We needed to change the index of the current image when the user clicked the “Next” button. So we select the elements in JavaScript, and when the user clicks the next button, we increase the index by one and call a function with the new index to rotate to:

var index = 0;
var next = document.querySelector('#homepage_slides_next');
var slides = document.querySelectorAll('#homepage_slides .slide');

next.addEventListener('click', function() {
	// Not going to work:
	index++;

	// Some fancy carousel function that takes our slides and an index
	rotateToIndex(slides, index);
});

While this seems like a good idea, we are actually going to throw a RangeError exception when our index increases above 2. That is because we don’t have a fourth image in our carousel. Therefore, we need to change our line index++ to:

index = (index + 1) % slides.length;

This allows our index to rotate around to 0 again when we try to exceed the indices of the array. We can think of this like the string analogy: after the last image, we want to go back to the first element of the array. We want our counter to wrap around. If we are at index = 2 and “Next” gets clicked, then (2 + 1) % 3 = 0 since the remainder of 3 / 3 is zero.

Ceaser Cipher

One of the most basic ciphers in cryptography is the shift cipher, also known as the Ceaser cipher (since Julius Ceaser used it in his correspondences). The basic idea is to take a string and shift every letter to the letter that is a given distance in the alphabet away. For instance, if you had a shift cipher with the key “4”, “a” would shift to “e” and “o” would shift to “s”, since they are four letters away in the alphabet.

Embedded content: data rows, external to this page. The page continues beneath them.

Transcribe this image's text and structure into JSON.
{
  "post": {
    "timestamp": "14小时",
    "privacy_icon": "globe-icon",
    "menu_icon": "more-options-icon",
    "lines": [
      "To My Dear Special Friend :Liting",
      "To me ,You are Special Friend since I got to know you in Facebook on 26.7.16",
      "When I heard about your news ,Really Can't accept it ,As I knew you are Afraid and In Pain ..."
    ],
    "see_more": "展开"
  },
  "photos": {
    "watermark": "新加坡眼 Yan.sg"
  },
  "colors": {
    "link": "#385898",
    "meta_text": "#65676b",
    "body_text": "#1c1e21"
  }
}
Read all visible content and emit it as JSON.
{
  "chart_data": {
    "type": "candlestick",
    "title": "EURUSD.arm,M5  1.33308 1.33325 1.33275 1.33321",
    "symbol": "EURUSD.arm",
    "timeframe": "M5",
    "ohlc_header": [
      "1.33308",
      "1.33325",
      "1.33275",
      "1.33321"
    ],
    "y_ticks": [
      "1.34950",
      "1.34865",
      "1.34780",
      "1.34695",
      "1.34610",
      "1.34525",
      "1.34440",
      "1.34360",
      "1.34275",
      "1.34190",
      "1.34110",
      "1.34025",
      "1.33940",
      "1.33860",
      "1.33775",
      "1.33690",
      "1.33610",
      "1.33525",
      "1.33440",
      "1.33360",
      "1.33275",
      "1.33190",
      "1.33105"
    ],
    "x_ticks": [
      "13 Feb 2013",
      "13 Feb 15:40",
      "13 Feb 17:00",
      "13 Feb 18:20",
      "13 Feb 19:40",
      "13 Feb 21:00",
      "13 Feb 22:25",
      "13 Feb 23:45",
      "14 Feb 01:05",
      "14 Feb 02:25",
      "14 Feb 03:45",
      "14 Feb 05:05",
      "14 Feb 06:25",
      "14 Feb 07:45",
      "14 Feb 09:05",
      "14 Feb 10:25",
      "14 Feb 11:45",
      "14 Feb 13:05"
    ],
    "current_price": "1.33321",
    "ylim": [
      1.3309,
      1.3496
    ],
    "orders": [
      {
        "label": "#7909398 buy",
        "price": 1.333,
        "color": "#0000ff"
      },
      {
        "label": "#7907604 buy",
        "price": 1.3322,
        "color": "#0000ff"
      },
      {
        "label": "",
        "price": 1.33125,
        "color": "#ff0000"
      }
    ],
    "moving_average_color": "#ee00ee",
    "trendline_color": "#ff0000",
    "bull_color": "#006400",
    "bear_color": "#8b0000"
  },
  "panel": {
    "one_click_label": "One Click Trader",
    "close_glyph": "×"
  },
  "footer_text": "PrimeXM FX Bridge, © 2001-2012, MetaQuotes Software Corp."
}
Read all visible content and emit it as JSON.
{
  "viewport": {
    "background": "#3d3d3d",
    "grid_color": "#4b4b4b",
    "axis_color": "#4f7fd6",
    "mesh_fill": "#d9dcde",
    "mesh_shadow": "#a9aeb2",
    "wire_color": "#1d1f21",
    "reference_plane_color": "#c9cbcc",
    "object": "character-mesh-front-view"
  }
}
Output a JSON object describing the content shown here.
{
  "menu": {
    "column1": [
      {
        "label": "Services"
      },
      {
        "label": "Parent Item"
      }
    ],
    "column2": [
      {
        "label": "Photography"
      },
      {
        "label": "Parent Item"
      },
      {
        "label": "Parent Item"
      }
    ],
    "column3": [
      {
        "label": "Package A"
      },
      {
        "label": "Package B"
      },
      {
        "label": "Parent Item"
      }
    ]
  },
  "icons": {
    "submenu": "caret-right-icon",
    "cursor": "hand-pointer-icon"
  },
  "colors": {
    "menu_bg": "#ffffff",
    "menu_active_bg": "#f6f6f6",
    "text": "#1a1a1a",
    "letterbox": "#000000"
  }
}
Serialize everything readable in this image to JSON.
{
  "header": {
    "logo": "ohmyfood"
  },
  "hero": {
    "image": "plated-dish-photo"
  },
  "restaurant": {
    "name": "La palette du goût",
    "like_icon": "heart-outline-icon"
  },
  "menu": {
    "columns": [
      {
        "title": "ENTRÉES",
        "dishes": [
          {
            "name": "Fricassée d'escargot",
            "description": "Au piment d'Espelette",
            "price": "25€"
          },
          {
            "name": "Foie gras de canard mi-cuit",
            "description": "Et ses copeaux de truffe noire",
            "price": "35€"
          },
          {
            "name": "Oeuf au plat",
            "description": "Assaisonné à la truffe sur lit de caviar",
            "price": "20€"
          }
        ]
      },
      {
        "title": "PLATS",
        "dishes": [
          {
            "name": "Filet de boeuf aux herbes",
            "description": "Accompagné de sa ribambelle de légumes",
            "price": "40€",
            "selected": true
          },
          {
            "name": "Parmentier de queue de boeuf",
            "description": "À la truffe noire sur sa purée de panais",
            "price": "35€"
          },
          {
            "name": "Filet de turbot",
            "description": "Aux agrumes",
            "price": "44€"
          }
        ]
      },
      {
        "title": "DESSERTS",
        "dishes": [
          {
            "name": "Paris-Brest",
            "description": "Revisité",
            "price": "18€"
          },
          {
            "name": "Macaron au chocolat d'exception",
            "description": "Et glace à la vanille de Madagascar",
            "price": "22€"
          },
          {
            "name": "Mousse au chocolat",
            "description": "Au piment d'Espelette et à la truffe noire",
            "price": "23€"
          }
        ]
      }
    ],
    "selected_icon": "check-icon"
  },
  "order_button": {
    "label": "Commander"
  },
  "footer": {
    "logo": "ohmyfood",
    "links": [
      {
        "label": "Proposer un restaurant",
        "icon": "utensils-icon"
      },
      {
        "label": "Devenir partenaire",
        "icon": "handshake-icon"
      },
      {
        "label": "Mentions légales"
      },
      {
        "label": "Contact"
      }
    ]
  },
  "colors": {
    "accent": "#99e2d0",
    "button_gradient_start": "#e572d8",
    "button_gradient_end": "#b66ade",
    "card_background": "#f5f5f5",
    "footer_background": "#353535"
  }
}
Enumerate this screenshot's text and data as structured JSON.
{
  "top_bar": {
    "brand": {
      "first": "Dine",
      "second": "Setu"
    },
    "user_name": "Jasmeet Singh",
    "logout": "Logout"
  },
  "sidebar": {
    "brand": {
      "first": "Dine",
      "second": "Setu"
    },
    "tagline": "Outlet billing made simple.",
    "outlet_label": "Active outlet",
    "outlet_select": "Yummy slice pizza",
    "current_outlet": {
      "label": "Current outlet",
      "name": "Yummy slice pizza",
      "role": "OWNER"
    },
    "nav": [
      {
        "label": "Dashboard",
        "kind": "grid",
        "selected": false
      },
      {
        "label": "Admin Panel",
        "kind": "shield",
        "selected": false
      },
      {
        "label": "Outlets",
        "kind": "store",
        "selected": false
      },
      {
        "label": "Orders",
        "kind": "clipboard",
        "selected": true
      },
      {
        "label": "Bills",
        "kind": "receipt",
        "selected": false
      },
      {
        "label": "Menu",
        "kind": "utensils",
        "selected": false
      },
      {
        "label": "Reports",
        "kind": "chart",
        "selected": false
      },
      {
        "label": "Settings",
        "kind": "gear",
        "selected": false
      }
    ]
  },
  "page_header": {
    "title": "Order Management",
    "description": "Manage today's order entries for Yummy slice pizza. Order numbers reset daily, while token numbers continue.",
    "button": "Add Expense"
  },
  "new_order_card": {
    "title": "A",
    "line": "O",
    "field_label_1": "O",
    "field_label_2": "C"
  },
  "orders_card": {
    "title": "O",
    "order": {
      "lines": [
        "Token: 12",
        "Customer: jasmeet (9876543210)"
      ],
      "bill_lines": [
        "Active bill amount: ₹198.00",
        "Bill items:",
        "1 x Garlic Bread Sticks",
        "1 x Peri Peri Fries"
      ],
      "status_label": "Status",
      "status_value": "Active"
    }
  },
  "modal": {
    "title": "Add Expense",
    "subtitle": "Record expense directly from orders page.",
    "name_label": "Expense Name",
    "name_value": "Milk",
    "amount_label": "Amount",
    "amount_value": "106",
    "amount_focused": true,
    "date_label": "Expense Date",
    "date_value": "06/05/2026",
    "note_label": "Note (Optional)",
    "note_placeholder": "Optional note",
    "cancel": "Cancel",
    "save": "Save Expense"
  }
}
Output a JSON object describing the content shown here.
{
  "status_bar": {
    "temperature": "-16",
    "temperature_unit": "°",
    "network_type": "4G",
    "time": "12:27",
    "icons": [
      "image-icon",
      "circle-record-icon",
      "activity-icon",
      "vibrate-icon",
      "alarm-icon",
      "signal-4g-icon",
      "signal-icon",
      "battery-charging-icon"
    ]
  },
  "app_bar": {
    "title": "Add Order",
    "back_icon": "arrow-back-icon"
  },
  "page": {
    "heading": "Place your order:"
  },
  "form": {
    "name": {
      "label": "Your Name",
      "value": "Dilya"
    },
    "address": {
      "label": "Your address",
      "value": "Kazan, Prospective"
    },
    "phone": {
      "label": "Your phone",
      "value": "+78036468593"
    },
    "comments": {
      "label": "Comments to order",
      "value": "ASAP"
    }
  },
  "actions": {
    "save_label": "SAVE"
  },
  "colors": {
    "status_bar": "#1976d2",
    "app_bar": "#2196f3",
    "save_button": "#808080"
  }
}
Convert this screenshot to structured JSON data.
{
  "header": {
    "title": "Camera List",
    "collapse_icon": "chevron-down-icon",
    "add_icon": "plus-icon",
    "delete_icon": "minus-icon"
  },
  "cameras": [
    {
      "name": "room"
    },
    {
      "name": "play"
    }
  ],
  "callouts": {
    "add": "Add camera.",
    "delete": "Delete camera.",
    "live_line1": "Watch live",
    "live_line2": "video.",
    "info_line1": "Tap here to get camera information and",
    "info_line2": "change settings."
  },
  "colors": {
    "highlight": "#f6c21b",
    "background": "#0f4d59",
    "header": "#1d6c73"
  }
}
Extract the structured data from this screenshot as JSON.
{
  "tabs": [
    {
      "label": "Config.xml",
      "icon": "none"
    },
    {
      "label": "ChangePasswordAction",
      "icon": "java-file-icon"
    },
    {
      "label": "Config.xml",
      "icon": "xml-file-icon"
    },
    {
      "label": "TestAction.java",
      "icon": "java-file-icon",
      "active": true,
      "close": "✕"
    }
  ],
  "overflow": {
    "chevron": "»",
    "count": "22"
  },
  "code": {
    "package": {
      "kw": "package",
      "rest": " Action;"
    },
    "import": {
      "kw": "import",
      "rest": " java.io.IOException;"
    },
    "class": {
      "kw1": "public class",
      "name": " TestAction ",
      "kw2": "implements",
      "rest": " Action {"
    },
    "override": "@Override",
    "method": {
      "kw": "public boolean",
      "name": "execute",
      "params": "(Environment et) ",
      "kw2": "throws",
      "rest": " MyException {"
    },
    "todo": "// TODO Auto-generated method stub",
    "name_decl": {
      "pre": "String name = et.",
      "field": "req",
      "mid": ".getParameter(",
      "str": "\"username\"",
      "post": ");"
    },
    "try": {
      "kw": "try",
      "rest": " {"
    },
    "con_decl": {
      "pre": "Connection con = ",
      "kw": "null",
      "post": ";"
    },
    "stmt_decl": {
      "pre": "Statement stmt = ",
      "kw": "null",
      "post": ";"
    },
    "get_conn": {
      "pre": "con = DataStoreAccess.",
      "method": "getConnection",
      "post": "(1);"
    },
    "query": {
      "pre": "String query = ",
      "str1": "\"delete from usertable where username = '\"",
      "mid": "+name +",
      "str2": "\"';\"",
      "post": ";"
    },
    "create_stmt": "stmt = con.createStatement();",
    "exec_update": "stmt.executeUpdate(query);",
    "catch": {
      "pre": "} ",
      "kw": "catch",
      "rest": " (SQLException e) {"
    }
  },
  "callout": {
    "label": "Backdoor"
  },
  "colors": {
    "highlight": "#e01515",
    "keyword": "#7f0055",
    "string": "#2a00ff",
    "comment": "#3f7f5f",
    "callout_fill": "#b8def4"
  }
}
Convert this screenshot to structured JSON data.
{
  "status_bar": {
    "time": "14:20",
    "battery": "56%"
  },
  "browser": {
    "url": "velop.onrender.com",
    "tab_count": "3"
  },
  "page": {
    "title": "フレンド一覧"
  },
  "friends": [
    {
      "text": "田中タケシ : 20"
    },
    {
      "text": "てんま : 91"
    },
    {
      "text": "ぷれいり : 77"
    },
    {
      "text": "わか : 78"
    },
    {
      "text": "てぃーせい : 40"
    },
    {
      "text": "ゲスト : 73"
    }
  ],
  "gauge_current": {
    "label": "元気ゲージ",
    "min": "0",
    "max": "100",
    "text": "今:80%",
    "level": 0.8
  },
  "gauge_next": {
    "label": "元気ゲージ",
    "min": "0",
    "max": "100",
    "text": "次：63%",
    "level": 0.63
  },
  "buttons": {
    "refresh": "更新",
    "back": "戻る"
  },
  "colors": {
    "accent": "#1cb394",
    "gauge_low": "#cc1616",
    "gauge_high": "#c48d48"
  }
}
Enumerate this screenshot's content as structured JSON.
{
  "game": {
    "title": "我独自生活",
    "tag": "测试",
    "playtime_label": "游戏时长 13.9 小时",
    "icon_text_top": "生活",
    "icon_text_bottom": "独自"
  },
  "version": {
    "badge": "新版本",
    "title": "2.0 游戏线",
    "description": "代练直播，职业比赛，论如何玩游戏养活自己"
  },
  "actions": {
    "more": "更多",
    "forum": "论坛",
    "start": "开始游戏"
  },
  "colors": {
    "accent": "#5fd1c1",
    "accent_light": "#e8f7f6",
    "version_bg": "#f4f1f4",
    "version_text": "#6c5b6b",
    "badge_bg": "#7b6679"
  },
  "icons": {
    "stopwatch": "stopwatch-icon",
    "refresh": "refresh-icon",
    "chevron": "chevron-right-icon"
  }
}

But what if you have the letter “z”? In that case, you want to wrap around to the beginning of the alphabet. In a shift of 4, “z” would become “d”. Let’s take a look at the code:

var abc = "abcdefghijklmnopqrstuvwxyz";
var message = "thursday";
var key = 4;

var ciphertext = message.split('').map(function(char) {
	var charNum = abc.indexOf(char);
	var shiftedNum = (charNum + key) % abc.length;

	return abc[shiftedNum];
}).join('');

console.log(ciphertext);
// => "xlyvwhec"

The use of modulo is present even in this very basic cryptosystem. And believe me, cryptography only gets harder from there.